En ce qui concerne l'amélioration de l'application des règles de l'UE en matière de bien-être animal, la Commission a centré ses actions sur des projets spécifiques à la suite des résultats de précédents audits. Elle a accordé la priorité au bien-être des porcs en particulier, chez lesquels l'interdiction de l'ablation routinière de la queue et l'obligation de mettre à leur disposition des matériaux manipulables sont rarement respectées. De plus, la Commission soutient activement les États membres dans l'amélioration de la mise en œuvre de la législation en matière de transports des animaux, en particulier en ce qui concerne l'exportation sur pied vers des pays tiers.

Le dialogue entre les parties prenantes sera intensifié grâce aux activités de la plateforme. La Commission a adopté la décision créant la plateforme en janvier 2017 et il est prévu qu'au moins deux réunions auront lieu chaque année.

La promotion des normes de l'UE à l'échelle mondiale sera assurée par différents types d'activités à long terme telles que la négociation de normes internationales à l'Organisation mondiale de la santé animale (à l'heure actuelle, treize normes internationales en matière de bien-être animal ont vu le jour grâce à l'impulsion de l'UE) ou l'introduction de la question du bien-être animal dans les accords de libre-échange bilatéraux.

En ce qui concerne la dernière priorité, la désignation de centres de référence de l'UE, elle sera réalisée dans un délai d'un an après l'entrée en vigueur du nouveau règlement sur les contrôles officiels (voir ci-dessous).

 

Comment le bien-être animal sera-t-il traité dans le nouveau règlement sur les contrôles officiels?

Le règlement exige de l'Union qu'elle désigne des centres de référence de l'UE pour le bien-être des animaux. Ces centres assisteront les pays de l'UE dans leurs contrôles officiels en menant des études scientifiques et techniques, en organisant des activités de formation et en diffusant les résultats des recherches et des informations sur les innovations techniques. Les centres de référence de l'UE mettront également leur expertise scientifique et technique au service de l'élaboration de méthodes d'évaluation et d'amélioration du bien-être des animaux.

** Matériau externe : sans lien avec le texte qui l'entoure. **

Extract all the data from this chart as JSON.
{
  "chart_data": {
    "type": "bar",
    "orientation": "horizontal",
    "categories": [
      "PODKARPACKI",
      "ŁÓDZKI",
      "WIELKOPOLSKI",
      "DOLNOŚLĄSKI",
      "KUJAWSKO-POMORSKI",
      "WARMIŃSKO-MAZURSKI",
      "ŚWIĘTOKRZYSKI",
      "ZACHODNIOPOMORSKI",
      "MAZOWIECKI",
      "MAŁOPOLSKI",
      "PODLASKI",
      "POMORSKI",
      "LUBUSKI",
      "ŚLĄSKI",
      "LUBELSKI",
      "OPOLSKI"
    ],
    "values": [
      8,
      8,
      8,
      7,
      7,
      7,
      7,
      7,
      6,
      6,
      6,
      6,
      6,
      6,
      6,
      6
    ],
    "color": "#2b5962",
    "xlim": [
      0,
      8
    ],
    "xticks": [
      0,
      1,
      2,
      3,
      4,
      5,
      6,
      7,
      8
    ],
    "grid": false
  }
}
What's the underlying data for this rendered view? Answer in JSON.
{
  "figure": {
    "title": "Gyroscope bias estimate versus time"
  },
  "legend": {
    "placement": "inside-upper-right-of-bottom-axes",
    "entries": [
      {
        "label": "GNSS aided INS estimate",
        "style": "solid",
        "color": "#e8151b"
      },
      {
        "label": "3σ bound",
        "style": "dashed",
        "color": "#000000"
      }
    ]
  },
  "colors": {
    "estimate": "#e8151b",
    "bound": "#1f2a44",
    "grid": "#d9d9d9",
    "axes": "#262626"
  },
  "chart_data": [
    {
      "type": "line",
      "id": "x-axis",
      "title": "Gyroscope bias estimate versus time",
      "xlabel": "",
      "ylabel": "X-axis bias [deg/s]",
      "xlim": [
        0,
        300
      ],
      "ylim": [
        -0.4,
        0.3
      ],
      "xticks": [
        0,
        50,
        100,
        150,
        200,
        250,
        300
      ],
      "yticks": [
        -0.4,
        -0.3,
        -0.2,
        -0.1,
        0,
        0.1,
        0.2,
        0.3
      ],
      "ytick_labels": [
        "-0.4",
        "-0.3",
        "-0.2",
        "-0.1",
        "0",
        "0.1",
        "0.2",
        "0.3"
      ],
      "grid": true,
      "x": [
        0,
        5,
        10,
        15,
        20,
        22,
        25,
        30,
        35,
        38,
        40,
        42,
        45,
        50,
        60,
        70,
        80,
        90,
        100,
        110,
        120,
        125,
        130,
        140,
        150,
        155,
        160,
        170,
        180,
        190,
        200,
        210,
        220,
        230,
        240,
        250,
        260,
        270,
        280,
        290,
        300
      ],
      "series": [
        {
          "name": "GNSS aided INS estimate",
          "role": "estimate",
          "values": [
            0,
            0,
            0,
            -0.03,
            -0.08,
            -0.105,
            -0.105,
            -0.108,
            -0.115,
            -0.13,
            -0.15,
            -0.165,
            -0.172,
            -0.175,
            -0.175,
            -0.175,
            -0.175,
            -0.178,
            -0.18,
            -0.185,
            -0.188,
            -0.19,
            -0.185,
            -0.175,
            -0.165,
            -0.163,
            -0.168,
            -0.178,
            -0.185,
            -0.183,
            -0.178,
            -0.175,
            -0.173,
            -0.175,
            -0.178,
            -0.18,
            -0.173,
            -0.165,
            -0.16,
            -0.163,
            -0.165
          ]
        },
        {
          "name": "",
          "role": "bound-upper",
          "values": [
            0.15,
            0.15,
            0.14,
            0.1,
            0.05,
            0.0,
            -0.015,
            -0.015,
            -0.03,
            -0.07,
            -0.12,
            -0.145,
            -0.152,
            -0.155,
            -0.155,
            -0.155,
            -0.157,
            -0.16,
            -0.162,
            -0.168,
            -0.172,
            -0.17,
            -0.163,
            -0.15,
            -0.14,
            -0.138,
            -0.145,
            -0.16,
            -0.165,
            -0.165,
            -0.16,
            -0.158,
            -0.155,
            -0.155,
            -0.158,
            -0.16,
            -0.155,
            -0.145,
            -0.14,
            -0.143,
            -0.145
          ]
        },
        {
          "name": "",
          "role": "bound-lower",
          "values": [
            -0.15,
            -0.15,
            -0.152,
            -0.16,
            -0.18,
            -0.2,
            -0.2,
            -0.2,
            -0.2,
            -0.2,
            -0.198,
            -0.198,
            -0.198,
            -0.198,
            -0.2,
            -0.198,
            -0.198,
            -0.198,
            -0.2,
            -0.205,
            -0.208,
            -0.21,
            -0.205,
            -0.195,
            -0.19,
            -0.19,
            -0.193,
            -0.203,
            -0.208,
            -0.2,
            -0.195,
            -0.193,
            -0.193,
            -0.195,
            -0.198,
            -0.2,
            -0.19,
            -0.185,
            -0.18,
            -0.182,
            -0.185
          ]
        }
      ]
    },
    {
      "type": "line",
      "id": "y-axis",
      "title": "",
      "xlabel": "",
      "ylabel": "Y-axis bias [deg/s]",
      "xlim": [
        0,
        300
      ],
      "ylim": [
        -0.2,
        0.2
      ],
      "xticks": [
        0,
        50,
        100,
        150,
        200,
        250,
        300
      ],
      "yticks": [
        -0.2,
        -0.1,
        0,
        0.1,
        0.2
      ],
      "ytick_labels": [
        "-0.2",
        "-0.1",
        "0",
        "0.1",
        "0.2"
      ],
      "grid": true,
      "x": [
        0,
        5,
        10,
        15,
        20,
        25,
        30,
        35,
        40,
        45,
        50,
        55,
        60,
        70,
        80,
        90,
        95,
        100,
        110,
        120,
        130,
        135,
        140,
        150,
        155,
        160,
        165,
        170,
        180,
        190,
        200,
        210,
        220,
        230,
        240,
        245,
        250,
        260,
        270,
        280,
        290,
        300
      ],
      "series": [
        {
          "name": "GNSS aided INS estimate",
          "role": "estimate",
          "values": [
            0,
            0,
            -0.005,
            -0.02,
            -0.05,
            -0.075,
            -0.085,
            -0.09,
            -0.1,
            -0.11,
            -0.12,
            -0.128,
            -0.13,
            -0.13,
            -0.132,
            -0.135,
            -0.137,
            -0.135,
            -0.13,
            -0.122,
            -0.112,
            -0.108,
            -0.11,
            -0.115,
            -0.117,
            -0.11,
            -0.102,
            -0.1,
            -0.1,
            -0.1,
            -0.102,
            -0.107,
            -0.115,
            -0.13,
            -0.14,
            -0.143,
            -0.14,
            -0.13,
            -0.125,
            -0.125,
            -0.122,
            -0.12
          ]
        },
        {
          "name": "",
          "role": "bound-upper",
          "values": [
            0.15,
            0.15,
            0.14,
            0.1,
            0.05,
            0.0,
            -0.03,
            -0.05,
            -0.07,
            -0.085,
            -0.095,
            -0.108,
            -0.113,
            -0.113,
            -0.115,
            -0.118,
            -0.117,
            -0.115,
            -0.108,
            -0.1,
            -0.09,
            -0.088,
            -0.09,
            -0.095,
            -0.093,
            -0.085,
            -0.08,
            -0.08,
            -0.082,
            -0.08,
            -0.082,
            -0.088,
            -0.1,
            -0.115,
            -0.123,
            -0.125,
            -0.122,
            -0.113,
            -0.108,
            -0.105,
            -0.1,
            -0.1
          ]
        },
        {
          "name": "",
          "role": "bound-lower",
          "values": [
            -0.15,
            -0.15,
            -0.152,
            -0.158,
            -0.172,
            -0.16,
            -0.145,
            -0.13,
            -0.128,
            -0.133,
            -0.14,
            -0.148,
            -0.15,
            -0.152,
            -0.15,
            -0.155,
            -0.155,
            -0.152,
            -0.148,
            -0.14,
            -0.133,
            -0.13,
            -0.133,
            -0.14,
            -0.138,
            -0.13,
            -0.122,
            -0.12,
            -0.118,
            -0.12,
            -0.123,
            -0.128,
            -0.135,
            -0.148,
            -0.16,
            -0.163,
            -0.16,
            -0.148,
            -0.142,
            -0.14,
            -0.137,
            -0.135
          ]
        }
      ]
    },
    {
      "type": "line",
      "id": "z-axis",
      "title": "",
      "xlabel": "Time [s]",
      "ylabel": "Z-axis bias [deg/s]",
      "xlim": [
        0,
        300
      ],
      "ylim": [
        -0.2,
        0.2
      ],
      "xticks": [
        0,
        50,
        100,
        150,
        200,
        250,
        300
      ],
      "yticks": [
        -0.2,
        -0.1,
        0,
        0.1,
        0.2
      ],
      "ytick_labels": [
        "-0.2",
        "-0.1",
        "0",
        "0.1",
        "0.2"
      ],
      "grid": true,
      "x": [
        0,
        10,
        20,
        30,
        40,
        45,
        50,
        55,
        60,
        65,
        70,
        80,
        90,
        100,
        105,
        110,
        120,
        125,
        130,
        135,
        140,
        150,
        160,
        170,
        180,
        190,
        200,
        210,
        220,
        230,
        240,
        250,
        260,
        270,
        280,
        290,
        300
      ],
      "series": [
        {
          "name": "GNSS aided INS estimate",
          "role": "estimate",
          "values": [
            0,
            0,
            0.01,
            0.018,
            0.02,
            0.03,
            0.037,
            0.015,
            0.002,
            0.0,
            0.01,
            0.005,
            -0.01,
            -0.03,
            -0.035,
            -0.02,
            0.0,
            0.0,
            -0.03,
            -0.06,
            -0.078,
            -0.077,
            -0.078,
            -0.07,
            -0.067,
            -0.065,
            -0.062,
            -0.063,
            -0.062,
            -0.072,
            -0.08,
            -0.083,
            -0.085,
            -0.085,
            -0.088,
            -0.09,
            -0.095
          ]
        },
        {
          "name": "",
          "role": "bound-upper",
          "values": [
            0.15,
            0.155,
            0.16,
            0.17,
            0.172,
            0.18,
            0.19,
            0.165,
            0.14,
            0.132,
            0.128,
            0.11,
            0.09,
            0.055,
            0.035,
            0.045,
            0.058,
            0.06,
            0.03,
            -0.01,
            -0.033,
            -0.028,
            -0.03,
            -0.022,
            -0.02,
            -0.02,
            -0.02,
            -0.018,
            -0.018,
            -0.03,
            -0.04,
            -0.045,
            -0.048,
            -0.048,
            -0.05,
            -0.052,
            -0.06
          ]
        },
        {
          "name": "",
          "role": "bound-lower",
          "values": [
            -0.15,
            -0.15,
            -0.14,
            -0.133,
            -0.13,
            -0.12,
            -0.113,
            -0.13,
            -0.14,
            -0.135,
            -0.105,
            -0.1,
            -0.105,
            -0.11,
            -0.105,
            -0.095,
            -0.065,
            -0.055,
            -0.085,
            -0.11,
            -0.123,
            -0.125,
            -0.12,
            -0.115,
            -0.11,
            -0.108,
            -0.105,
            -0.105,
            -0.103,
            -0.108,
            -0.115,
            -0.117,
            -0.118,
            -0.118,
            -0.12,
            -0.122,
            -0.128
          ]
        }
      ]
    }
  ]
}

Le règlement s'applique également aux contrôles officiels portant sur les règles relatives au bien-être animal, en matière de transport, d'élevage et d'abattage, par exemple, et permet l'adoption d'actes législatifs de la Commission afin d'adapter les exigences des contrôles officiels aux besoins spécifiques en matière de bien-être animal tels que l'introduction d'indicateurs de bien-être des animaux.

Le règlement (UE) nº 2017/625 est entré en vigueur le 27 avril 2017 et la désignation des centres de référence de l'UE devra être finalisée dans un délai d'un an après cette date.

 

Pour en savoir plus:

https://ec.europa.eu/food/animals/welfare_en

 

[1]     Directive 74/577/CEE du Conseil du 18 novembre 1974 relative à l'étourdissement des animaux avant leur abattage (JO L 360 du 26.11.1974, p. 10).